The elimination of this dividend in 2009 was to conserve cash after the decrease in commodity prices. Management conserved cash flow by making the prudent decision to pay down debt instead of continuing the dividend to keep income investors happy. Senior management and directors are also significant shareholders, so they have a vested interest in growth of the company.

If there is concern about the ability of FCX to pay down the debt incurred from the two recent acquisitions, they can refer back to the previous acquisition of Phelps Dodge, a company 2.5 times FCX at that time. The acquisition incurred $14 billion of debt that was paid down to $6.5 billion by the end of 2008. The caveat here is that copper prices also remained elevated during this time.

Additional Acquisition Opportunities - Prior to the gold selloff, mining companies were already hovering near 52-week lows. During the selloff, many miners hit new lows, and the mainstream media made claims that many could be at risk of having lowered credit ratings. Lowered credit ratings may decrease the market value of these miners to the point they would present a better return on investment than FCX's brownfield projects.

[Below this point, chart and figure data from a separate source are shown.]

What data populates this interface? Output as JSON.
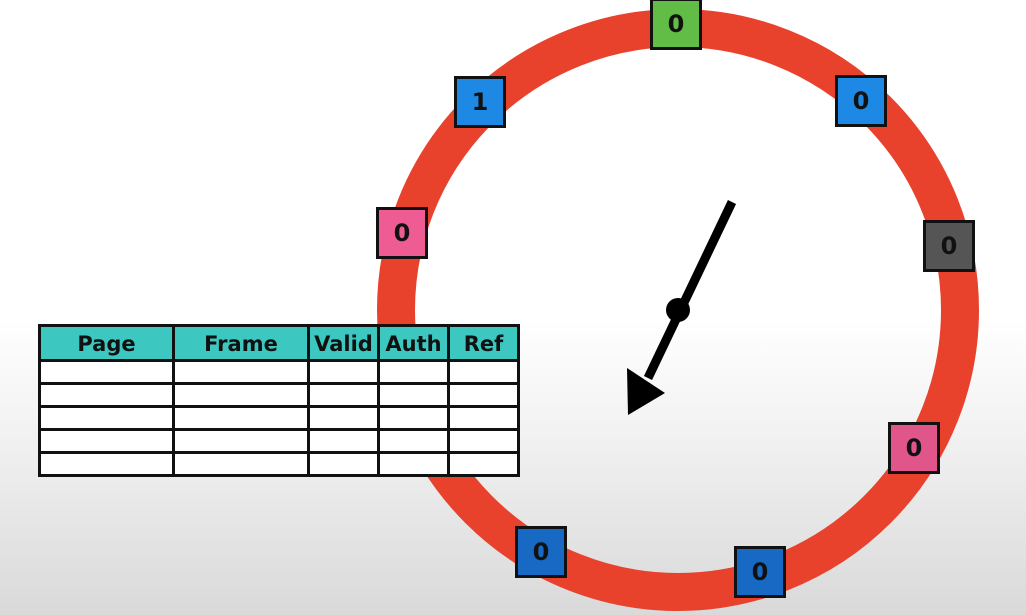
{
  "clock": {
    "ring_color": "#e8412c",
    "hand_color": "#000000",
    "frames": [
      {
        "value": "0",
        "color": "#62bd47"
      },
      {
        "value": "0",
        "color": "#1e88e5"
      },
      {
        "value": "0",
        "color": "#555555"
      },
      {
        "value": "0",
        "color": "#e0568a"
      },
      {
        "value": "0",
        "color": "#1769c4"
      },
      {
        "value": "0",
        "color": "#1769c4"
      },
      {
        "value": "0",
        "color": "#ef5b93"
      },
      {
        "value": "1",
        "color": "#1e88e5"
      }
    ]
  },
  "table": {
    "header_color": "#3cc8c0",
    "columns": [
      "Page",
      "Frame",
      "Valid",
      "Auth",
      "Ref"
    ],
    "rows": [
      [
        "",
        "",
        "",
        "",
        ""
      ],
      [
        "",
        "",
        "",
        "",
        ""
      ],
      [
        "",
        "",
        "",
        "",
        ""
      ],
      [
        "",
        "",
        "",
        "",
        ""
      ],
      [
        "",
        "",
        "",
        "",
        ""
      ]
    ]
  }
}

Some of these mining companies may go bankrupt, resulting in untapped reserves not reaching the market and increasing commodity prices, even as demand slows. If the companies do not go bankrupt, they will mothball investments in new projects, decreasing supply.

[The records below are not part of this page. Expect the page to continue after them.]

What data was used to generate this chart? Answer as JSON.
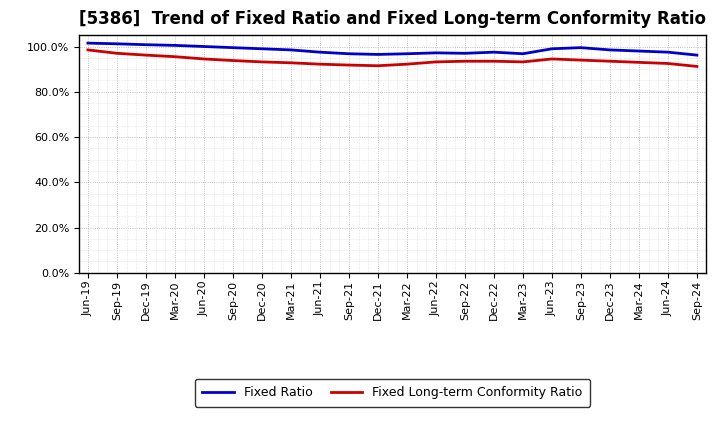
{
  "title": "[5386]  Trend of Fixed Ratio and Fixed Long-term Conformity Ratio",
  "x_labels": [
    "Jun-19",
    "Sep-19",
    "Dec-19",
    "Mar-20",
    "Jun-20",
    "Sep-20",
    "Dec-20",
    "Mar-21",
    "Jun-21",
    "Sep-21",
    "Dec-21",
    "Mar-22",
    "Jun-22",
    "Sep-22",
    "Dec-22",
    "Mar-23",
    "Jun-23",
    "Sep-23",
    "Dec-23",
    "Mar-24",
    "Jun-24",
    "Sep-24"
  ],
  "fixed_ratio": [
    101.5,
    101.2,
    100.8,
    100.5,
    100.0,
    99.5,
    99.0,
    98.5,
    97.5,
    96.8,
    96.5,
    96.8,
    97.2,
    97.0,
    97.5,
    96.8,
    99.0,
    99.5,
    98.5,
    98.0,
    97.5,
    96.2
  ],
  "fixed_lt_conformity": [
    98.5,
    97.0,
    96.2,
    95.5,
    94.5,
    93.8,
    93.2,
    92.8,
    92.2,
    91.8,
    91.5,
    92.2,
    93.2,
    93.5,
    93.5,
    93.2,
    94.5,
    94.0,
    93.5,
    93.0,
    92.5,
    91.2
  ],
  "fixed_ratio_color": "#0000cc",
  "fixed_lt_color": "#cc0000",
  "ylim": [
    0,
    105
  ],
  "yticks": [
    0,
    20,
    40,
    60,
    80,
    100
  ],
  "background_color": "#ffffff",
  "grid_color": "#999999",
  "title_fontsize": 12,
  "axis_fontsize": 8,
  "legend_labels": [
    "Fixed Ratio",
    "Fixed Long-term Conformity Ratio"
  ]
}
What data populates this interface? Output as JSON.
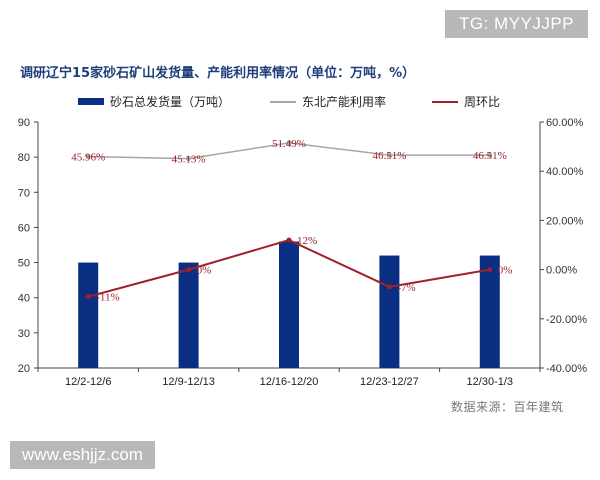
{
  "watermark_top": "TG: MYYJJPP",
  "watermark_bottom": "www.eshjjz.com",
  "source": "数据来源：百年建筑",
  "chart_data": {
    "type": "bar+line",
    "title": "调研辽宁15家砂石矿山发货量、产能利用率情况（单位：万吨，%）",
    "categories": [
      "12/2-12/6",
      "12/9-12/13",
      "12/16-12/20",
      "12/23-12/27",
      "12/30-1/3"
    ],
    "series": [
      {
        "name": "砂石总发货量（万吨）",
        "type": "bar",
        "axis": "left",
        "color": "#0a2e82",
        "values": [
          50,
          50,
          56,
          52,
          52
        ]
      },
      {
        "name": "东北产能利用率",
        "type": "line",
        "axis": "right",
        "color": "#a6a6a6",
        "values": [
          45.96,
          45.13,
          51.49,
          46.51,
          46.51
        ],
        "labels": [
          "45.96%",
          "45.13%",
          "51.49%",
          "46.51%",
          "46.51%"
        ]
      },
      {
        "name": "周环比",
        "type": "line",
        "axis": "right",
        "color": "#a0202a",
        "values": [
          -11,
          0,
          12,
          -7,
          0
        ],
        "labels": [
          "-11%",
          "0%",
          "12%",
          "-7%",
          "0%"
        ]
      }
    ],
    "y_left": {
      "min": 20,
      "max": 90,
      "ticks": [
        "20",
        "30",
        "40",
        "50",
        "60",
        "70",
        "80",
        "90"
      ]
    },
    "y_right": {
      "min": -40,
      "max": 60,
      "ticks": [
        "-40.00%",
        "-20.00%",
        "0.00%",
        "20.00%",
        "40.00%",
        "60.00%"
      ]
    },
    "grid": false,
    "legend_position": "top"
  }
}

In contrast, FCX maintained their investment grade credit rating after adding debt to finance their recent acquisitions. Given the history of the company paying down debt, I expect FCX to pay down the debt rapidly to provide opportunities to finance additional acquisitions.

Contrarian View

The increased prosperity in China may not offset the slowdown in the US. Copper prices may not recover or continue to fall as the Chinese pull back in their spending. FCX may be unable to realize returns on their acquisitions. Any of these events would weaken FCX's ability to pay down debt as well as take advantage of acquisition opportunities.

Investment Strategy

At the current price, FCX presents a very good entry point for income and growth investors. In addition, management has a history of financial prudence. For the long-time investors, this presents an opportunity to average down.

Disclosure: I am long FCX. I wrote this article myself, and it expresses my own opinions. I am not receiving compensation for it (other than from Seeking Alpha). I have no business relationship with any company whose stock is mentioned in this article.